Jardinière par Dalpayrat (1844-1910)
Comme une magnifique descendante de la grande tradition des objets montés du XVIIIe siècle, notre jardinière fait partie de la production la plus rare et la plus luxueuse de Dalpayrat. Composée d’une coupe de forme organique émaillée en rouge sang de bœuf, la spécialité du céramiste, la jardinière est élégamment rehaussée d’une monture de fleurs et de feuillages en bronze doré.
A l’instar des peintres et sculpteurs symbolistes, Dalpayrat utilise l’homme, l’animal et la nature dans ses compositions. Il se distingue de nombre de ses confrères par sa volonté de donner à un simple vase un sens, un symbole, une idée métaphysique, comme en témoignent les vases et les vides ornés d’animaux et de motifs végétaux. Dalpayrat est fasciné par les formes organiques et l’effet du temps sur les êtres vivants. Ces conséquences physiques deviennent sa préoccupation esthétique, que ce soit dans la forme ou la surface des objets qu’il conçoit. Son but est de sublimer les fruits de la nature, de montrer leur beauté intrinsèque en les figeant sous une glaçure sang-de-bœuf parsemée de taches jaunes, bleues ou gris anthracite.
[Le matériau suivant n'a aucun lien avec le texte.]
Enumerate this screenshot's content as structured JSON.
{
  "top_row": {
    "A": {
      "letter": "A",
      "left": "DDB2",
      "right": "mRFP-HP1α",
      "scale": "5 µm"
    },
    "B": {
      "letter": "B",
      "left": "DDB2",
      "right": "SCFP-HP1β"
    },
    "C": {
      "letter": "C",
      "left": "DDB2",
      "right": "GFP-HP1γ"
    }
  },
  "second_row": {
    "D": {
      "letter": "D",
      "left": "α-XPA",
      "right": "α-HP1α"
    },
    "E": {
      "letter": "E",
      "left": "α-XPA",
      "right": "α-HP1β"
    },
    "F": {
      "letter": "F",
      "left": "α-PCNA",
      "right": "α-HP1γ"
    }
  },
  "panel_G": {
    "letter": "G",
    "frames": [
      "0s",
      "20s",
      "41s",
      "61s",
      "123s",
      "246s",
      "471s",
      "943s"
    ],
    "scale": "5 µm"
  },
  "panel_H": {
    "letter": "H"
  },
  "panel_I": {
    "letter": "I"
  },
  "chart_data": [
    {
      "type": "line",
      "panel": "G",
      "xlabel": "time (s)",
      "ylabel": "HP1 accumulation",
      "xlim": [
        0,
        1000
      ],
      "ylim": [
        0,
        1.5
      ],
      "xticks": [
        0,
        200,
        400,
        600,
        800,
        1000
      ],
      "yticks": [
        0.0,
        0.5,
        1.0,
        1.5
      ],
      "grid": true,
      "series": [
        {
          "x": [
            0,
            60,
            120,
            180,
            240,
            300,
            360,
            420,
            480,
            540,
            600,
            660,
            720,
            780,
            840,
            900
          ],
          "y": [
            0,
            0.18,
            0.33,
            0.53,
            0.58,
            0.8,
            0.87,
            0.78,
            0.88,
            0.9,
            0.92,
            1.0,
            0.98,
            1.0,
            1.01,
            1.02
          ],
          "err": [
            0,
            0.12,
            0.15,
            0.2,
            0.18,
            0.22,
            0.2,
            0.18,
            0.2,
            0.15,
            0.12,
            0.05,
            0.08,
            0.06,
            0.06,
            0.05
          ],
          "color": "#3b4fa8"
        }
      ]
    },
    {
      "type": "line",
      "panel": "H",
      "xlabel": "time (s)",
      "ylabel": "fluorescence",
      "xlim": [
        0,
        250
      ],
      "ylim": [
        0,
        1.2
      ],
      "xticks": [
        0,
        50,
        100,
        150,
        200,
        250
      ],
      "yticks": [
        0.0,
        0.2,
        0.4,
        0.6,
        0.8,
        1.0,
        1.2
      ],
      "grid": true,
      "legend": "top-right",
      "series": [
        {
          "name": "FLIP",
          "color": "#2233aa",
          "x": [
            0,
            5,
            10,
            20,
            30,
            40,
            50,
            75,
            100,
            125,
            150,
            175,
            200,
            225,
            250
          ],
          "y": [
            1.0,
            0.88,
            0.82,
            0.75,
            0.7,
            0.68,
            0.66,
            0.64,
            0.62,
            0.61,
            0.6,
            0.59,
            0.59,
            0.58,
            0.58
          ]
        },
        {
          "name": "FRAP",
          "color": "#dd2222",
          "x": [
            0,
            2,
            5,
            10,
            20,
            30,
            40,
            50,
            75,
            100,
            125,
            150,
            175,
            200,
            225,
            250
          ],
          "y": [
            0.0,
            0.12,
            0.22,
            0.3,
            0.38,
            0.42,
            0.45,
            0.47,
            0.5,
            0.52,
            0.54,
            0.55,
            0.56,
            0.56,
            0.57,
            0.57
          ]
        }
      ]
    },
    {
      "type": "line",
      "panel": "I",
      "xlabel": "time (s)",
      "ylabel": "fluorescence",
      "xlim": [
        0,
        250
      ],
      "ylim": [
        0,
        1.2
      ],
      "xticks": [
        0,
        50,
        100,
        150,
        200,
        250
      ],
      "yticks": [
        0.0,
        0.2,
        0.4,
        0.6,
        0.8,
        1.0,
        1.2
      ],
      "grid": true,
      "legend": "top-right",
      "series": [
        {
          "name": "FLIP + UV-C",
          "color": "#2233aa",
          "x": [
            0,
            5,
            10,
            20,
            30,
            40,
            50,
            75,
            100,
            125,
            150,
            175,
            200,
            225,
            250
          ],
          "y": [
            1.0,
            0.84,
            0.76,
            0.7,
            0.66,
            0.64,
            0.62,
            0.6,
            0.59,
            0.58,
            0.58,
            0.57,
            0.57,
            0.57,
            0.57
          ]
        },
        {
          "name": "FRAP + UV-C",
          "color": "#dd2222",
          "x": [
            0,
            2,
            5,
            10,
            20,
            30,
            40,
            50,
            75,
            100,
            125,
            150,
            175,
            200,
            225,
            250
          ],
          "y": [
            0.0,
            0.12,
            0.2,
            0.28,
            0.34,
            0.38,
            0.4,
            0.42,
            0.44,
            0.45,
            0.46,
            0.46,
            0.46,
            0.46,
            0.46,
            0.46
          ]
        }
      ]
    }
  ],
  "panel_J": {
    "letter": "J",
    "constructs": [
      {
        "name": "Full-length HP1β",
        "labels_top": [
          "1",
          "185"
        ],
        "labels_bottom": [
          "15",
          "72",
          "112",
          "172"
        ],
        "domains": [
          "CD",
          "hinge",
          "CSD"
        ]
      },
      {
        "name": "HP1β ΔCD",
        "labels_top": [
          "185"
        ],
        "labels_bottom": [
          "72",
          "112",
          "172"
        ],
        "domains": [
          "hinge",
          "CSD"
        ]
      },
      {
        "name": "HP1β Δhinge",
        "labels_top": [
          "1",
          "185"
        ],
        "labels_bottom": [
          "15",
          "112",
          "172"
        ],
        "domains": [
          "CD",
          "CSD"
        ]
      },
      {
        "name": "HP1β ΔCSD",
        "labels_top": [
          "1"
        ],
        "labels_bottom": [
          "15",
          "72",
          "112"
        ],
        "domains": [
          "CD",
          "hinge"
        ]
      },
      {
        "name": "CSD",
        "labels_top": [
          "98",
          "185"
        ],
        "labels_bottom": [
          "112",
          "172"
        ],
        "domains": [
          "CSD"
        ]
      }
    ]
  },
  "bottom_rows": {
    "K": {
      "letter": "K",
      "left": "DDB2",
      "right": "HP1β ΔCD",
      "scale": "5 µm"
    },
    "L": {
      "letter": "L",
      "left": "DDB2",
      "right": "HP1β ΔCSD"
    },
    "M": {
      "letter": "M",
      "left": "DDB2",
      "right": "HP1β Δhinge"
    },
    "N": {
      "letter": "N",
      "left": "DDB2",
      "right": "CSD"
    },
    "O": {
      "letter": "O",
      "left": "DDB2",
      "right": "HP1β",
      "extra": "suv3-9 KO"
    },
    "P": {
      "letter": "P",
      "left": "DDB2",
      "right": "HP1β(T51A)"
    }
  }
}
Si la première révélation de l’art japonais pour les artistes parisiens fut l’estampe, la céramique fut sans doute l’autre enthousiasme français le plus fécond, notamment pour Dalpayrat. Les collections parisiennes qu’il visite présentent non seulement des pots, mais aussi des masques, comme celui exposé au musée de Sèvres dès 1876. En 1878, toujours à l’occasion de l’Exposition universelle, l’engouement pour le Japon se révèle, notamment pour les pièces de cérémonie du thé en grès, ce qui incite Pierre-Adrien Dalpayrat à créer des pièces aux formes végétales et animales. A partir des années 1890, céramistes et verriers créent un nouveau style, en rupture avec le passé. La céramique adopte des lignes organiques et asymétriques. Les accidents de cuisson, les effets de flamme et les coulures de glaçure créent des décors abstraits qui révolutionnent l’art du feu.
L’émail rouge sang de bœuf est l’une des signatures de Pierre-Adrien Dalpayrat, à tel point qu’il est souvent appelé « rouge Dalpayrat ». Le céramiste, dont le travail à la frontière de l’Art nouveau et de la céramique extrême-orientale l’a rendu célèbre, pouvait se targuer d’avoir percé le mystère de cette couleur fascinante, maîtrisée depuis des siècles par les Chinois. En effet, il a réussi à obtenir cette teinte et ces effets flammés sur un grès très résistant, grâce à l’oxydation du cuivre et à une parfaite maîtrise de l’atmosphère et du temps de cuisson. Au-delà du rouge, des nuances de vert ou de gris plomb apparaissent, donnant de la profondeur à la pièce. Cette invention a reçu de nombreuses récompenses, notamment aux Expositions universelles et au Salon de la Société nationale des beaux-arts, ainsi qu’à la Galerie Georges Petit.
Vers la fin du XIXe siècle, Dalpayrat bénéficie d’un réseau croissant de marchands, dont Siegfried Bing (1838-1905), qui ouvre en décembre 1895 la galerie L’Art nouveau, rue de Provence à Paris. Soucieux d’abolir les frontières entre arts majeurs et arts mineurs, Siegfried Bing souhaite montrer l’incroyable élan créatif que reflètent les créations les plus récentes des sculpteurs, des peintres et des artisans d’Europe et des Etats-Unis. Celui qui s’est d’abord fait connaître en Europe et outre-Atlantique comme marchand spécialisé dans l’art asiatique entend désormais soutenir la création contemporaine. Adrien Dalpayrat fait naturellement partie des céramistes sélectionnés par Bing. A la demande de Siegfried Bing, plusieurs artistes, dont le designer Edward Colonna, l’orfèvre Ernest Cadeilhac, Alfred Féou et Keller, ont conçu des modèles et des montures métalliques pour les grès de Dalpayrat.
Les grès du céramiste, déjà considérés à l’époque comme des objets d’élite, atteignent un niveau de luxe supplémentaire grâce à ces montures en bronze doré, en étain ou en argent.
Une théière de Dalpayrat, dont la monture est semblable à la nôtre par son style et sa facture, se trouve au musée des Arts décoratifs de Paris. Cette monture en argent doré d’Alfred Féau suggère qu’il a peut-être également réalisé celle de notre jardinière.